Capítulo IX

Consiste, pues, la fortaleza en osadías y temores pero no en ambas cosas de una misma manera, sino que, principalmente en las cosas de temer. Porque el que en estas cosas no se altera, sino que muestra el rostro que conviene, más valeroso es que no el que lo hace en las cosas de osadía. Porque por aguardar las cosas tristes, como está dicho, se dicen ser los hombres valerosos. Y por esto la fortaleza es cosa penosa, y con mucha razón es alabada. Porque más dificultosa cosa es esperar las cosas tristes, que abstenerse de las aplacibles. Pero con todo esto, el fin de la fortaleza parece dulce, sino que lo oscurecen las cosas que le estan a la redonda, como les acontece a los que se combaten en las fiestas; porque a los combatientes el fin porque se combaten dulce les parece, que es la corona y premios que les dan; pero el recibir los golpes, dolorosa y triste cosa les es, pues son de carne, a la cual le son pesados todos los trabajos. Y porque los trabajos son muchos y el premio por que se toman poco, parece que no contienen en sí ninguna suavidad. Y si lo mismo es en lo que toca a la virtud de la fortaleza, la muerte y las heridas cosa triste le serán, y contra su voluntad las recebirá; pero aguárdalas por ser cosa honesta el esperarlas, o porque el no hacerlo es cosa vergonzosa. Y cuanto más adornado estuviere de virtudes y más dichoso fuere, tanto más se entristecerá por la muerte. Porque éste tal vez era más digno de vivir, y éste sabe bien de cuán grandes bienes se aparta por la muerte. Esto, pues, es cosa triste; mas con todo eso no es menos valeroso; antes, por ventura, mas, pues en la guerra precia más lo honesto que no a ellos. Ni aun en ningún otro género de virtudes se alcanza el obrarlas con gusto y contento, hasta que se alcanza el fin en ellas. Pero bien puede ser que los que son tales no sean los mejores soldados de todos, sino otros que no son tan valerosos, y que otro bien ninguno no tengan sino éste. Porque estos tales son gente arriscada para todo peligro, y por bien pequeño provecho ponen sus vidas en peligro. Hasta aquí, pues, habemos tratado de la fortaleza, cuya propiedad fácilmente se puede entender como por ejemplo, por lo que está dicho.

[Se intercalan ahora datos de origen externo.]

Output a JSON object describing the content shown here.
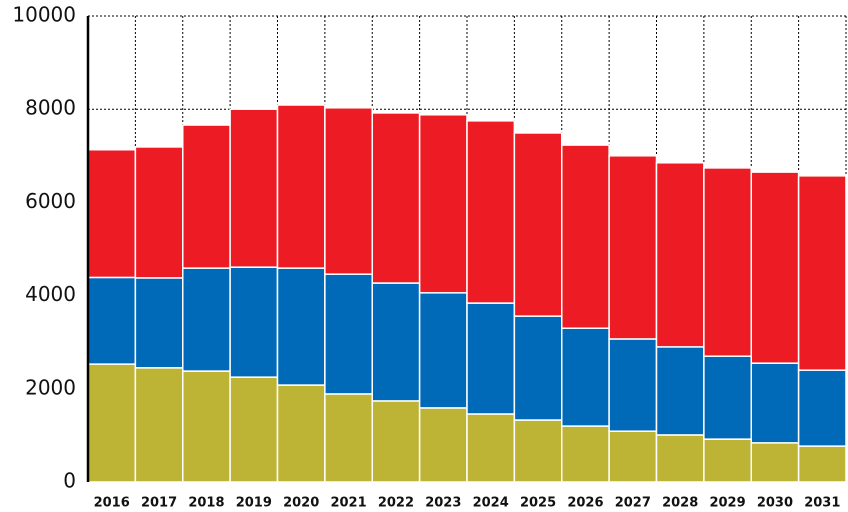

No poca falta le hizo al filósofo, para el tratar bien esta materia de la fortaleza, el no entender las cosas del siglo venidero, y de la inmortal vida, que por la luz de la fe los cristianos tenemos entendida. Porque si esto él entendiera, no dijera un tan grave error como arriba dijo: que después de la muerte no había bien ni mal alguno, ni ahora lo acrecentara diciendo que el hombre valeroso muere triste, entendiendo los bienes que deja; porque no los deja, antes los cobra por la muerte muy mayores; y así vemos que aquellos valerosos mártires iban a la muerte, no tristes, como este filósofo dice, sino como quien va a bodas, certificados por la fe de los bienes que por medio de aquella fortaleza de ánimo habían de alcanzar. Y así parece que en esto de la inmortalidad del alma y del premio de los buenos y castigo de los malos, este filósofo anduvo vacilando como hombre, y nunca dijo abiertamente su parecer. Más a la clara habló en esto su maestro Platón, y más conforme a la verdad cristiana, que en los libros de República confesó infierno y purgatorio, y cielo y premios eternos, aunque no tan claramente como nuestra religión cristiana nos lo enseña con doctrina celestial. Esto he querido añadir aquí, porque cuando el cristiano lector topare con cosas semejantes, lo atribuya a que no tenían aquéllos luz de Evangelios, y que su doctrina era, en fin, de hombres, y dé gracias al Señor, que esta cristiana filosofía así le quiso revelar: que entienda más de esto un simple cristiano catequizado o instruido en la fe, que todos juntos los filósofos del mundo.